Tuesday, August 11, 2009

gathering ourselves for the trip down south

Our little stay with the family of ¨Granja Orgánica¨ has ended after 2 weeks, which brings us to the end of week 3 of our Chilean Adventure. We´re now in week 4 and receiveing the warm and generous hospitality of a Bahá´i family in yet another communa of Santiago, called Quilicura. The Kings. They are a Bahá´i pioneering family from North America with 3 teenagers: Noel, Forrest and Kaleb; all very patient and generous with our little Hero, so all´s well. Ingrid and Jerry both teach english, Jerry all over Santiago, Ingrid in a school, and she´s organized for us to go and sing for and interact with a couple of her classes today, which should be fun! Looks like that´s the kind of thing we´ll be getting up to until Friday at least at which point ¨Lilian¨ from ¨Escuela Feizi¨ is ready to receive us in Temuco...
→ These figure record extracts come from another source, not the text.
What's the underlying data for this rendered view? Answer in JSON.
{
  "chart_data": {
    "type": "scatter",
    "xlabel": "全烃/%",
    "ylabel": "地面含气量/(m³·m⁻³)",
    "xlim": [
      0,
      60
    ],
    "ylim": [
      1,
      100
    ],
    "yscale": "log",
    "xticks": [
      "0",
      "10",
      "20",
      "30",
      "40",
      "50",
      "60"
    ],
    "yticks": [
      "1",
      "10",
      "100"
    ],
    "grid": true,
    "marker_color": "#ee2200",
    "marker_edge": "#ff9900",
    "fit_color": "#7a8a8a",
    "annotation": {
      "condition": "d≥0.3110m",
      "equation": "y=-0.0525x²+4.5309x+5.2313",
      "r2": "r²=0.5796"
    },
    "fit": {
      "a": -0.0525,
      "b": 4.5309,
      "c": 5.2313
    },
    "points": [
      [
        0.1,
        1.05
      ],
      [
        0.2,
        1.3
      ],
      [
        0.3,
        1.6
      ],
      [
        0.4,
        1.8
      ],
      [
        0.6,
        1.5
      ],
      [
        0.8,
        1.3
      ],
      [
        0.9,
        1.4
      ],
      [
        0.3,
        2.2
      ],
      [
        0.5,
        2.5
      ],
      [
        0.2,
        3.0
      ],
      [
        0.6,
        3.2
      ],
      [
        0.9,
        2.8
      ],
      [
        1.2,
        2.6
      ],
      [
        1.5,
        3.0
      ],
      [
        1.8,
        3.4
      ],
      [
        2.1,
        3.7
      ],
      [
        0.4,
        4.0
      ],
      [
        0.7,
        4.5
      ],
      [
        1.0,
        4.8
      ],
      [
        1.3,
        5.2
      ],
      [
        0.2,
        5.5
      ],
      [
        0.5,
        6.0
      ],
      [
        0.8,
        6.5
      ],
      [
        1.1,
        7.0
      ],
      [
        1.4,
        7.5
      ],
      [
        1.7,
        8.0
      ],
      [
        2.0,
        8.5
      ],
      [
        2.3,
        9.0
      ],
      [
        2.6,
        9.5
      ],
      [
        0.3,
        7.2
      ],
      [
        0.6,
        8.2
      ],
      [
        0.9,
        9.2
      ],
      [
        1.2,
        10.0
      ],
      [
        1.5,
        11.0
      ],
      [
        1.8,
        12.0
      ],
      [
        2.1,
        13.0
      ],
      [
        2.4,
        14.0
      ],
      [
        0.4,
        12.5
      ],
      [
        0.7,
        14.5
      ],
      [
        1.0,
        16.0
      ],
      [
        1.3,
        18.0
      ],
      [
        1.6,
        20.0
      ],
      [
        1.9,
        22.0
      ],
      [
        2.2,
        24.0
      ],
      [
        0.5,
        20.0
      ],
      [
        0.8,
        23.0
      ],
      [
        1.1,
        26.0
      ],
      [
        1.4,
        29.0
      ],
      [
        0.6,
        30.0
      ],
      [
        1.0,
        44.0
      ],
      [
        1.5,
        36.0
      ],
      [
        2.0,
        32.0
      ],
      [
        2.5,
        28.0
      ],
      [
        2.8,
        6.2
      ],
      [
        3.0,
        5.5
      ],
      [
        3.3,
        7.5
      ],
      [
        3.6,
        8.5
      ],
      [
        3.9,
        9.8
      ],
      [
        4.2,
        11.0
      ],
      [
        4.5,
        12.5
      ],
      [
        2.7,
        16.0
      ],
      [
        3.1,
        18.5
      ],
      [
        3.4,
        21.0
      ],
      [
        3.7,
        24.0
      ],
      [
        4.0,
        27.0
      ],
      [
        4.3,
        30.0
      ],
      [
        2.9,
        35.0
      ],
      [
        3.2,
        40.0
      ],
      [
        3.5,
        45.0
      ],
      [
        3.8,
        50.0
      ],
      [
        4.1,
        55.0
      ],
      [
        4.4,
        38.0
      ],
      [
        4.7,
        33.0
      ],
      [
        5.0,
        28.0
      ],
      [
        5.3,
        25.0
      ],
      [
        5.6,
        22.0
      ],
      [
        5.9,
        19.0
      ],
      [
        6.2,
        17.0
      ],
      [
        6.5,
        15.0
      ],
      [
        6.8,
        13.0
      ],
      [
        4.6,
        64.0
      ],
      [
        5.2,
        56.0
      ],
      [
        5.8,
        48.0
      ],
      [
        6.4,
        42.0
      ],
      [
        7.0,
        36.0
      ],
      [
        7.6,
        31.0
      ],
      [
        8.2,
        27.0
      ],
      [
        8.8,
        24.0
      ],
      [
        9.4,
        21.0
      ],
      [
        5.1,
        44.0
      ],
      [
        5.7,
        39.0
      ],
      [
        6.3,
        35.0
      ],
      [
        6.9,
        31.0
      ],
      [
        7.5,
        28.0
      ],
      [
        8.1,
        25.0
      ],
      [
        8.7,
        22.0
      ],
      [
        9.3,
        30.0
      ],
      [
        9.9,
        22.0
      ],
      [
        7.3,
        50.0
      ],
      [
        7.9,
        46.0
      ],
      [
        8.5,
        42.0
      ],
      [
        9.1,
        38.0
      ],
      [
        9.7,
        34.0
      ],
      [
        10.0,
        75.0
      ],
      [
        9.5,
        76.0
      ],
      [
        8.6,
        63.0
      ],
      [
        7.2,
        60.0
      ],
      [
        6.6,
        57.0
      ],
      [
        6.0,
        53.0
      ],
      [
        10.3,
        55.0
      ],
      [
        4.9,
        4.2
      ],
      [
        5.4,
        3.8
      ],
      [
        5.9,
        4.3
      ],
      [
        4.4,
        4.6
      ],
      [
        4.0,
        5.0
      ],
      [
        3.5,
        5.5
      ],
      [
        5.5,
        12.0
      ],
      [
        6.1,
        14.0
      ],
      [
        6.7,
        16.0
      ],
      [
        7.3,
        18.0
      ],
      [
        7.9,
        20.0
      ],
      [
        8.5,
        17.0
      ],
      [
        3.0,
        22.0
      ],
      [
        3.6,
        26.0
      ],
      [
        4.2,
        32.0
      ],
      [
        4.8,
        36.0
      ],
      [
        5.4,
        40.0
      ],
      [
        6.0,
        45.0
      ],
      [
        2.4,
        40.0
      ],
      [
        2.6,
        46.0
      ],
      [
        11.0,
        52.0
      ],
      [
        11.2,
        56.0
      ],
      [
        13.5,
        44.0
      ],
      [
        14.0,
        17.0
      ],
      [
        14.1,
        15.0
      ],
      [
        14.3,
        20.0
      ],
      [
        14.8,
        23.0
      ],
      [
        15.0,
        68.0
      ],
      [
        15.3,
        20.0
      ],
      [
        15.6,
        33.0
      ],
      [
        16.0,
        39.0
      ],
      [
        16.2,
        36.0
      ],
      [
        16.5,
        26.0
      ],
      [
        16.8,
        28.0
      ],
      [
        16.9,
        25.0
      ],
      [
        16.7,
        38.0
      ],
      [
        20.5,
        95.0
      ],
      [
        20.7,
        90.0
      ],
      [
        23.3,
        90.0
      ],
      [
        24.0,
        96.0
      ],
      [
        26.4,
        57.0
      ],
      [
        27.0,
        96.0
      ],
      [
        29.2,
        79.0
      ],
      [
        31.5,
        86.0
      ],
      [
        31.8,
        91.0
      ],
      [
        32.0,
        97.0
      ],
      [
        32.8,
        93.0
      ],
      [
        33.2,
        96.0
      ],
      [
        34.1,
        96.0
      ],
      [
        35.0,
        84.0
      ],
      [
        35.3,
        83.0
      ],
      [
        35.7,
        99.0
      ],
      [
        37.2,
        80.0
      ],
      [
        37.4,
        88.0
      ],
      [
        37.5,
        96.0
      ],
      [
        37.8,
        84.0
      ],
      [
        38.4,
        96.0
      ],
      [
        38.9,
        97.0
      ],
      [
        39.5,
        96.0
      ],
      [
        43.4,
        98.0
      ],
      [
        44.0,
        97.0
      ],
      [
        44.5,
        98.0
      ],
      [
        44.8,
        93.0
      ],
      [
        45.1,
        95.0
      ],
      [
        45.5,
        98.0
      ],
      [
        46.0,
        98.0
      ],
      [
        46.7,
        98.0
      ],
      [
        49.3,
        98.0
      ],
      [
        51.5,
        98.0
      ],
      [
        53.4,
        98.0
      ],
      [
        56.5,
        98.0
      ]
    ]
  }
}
Some more reflections on Chile: We noticed especially in our first week wandering all about the city and hearing various radio stations and cd choices in restaurants that the music tastes were sort of stuck in the 80s, which is great! in the hostel they were constantly tuned into a station 103.3 i think it´s an internet radio station with nothing but classic indi - rock/pop/folk; Beck and Bjork featured a fair bit and a whole lot of 80s and 90s gold! Then in an italian resto that we went to it was nothing but U2. Even a few ¨recent¨ songs by local artists have that heavy synth and drum beat going for them. A local suggested that it may be because they didn´t really experience the ¨80s¨ pop culture while it was happening everywhere else so they´re making up for it now. no complaints here!
Also, Chilenos have some strong qualities which are becoming clearer to us now: one, they are very hard-working. They´ve lived through a ´military´ government into a pretty poor ´independence´ and they´re used to a ´living´ being a struggle. But they haven´t been waiting around for hand-outs. They´ve all just got up and done something! Thus all the vendors i mentioned in the previous blog of reflections; people doing something/anything for a buck. Every ¨micro¨ we got on to go to or from Talagante people would get on to sell either chocolate bars or drinks and then one guy got on and launched into a very dramatic monologue, ending crouched in the stairwell, clapping for himself!
Graffiti and other is very prevelant but not very creative, and a very lovely man called Alix who gave us all a hitch from the farm to Santiago had some interesting insights for us on that and a few other things besides: Namely, that when you´re oppressed or poor or both there isn´t a whole lot of time and energy left over for a luxury like developing your arts, when one can rarely live off them. Therefore, that whole scene is not very rich. there are a lot more tradies than artists and actors. And one will mostly see political statements sprayed on the walls and a whole lot of tags.
Education is not free, and not remotely subsidised by the government. Those who want to, and whose parents have not been able to save enough for the SEVEN years that it takes to gain most ´professions´, they live and work abroad to save up enough for their education and gain a second language in the process. That´s what Daniel from Santiago was starting to do in Sydney. So in that sense, people get to be quite self-sufficient from early on i guess...
However, apparently there is also a strong culture of community support in times of trouble(through the years of military oppression and perhaps also because of this lack of government assistance, if not because it´s a natural impulse in this particular people); it is true that there are almost no beggars to be seen sitting around asking for money, and among those that we have seen none have had a visible disability. Apparently support for people with a disability is really strong, stemming somewhat from this culture of spontaneous community support.
ooh!! Dogs! There are dogs everywhere!! The streets are covered in them, and they´re almost all big dogs, like German Shepherds and such (and domestic dogs too are all big, i´ve seen only one small dog, and it was the unwanted stray dog at the farm called Biodiversidad) ; they look well-fed too, although they clearly live on the streets. Someone told me people like to give them food, so there´s a kind of reciprocal relationship there. AT one intersection, i counted 10, either sleeping or prowling the sidewalk, or having adopted the doorway of any given shop. They own certain streets and give cars a hard time, like a gang protecting its turf. The dogs of Santiago, like the cats of Haifa.

well... got to go now. Breakfast for little poppet and then it´s off to school with us! More photos and news soon.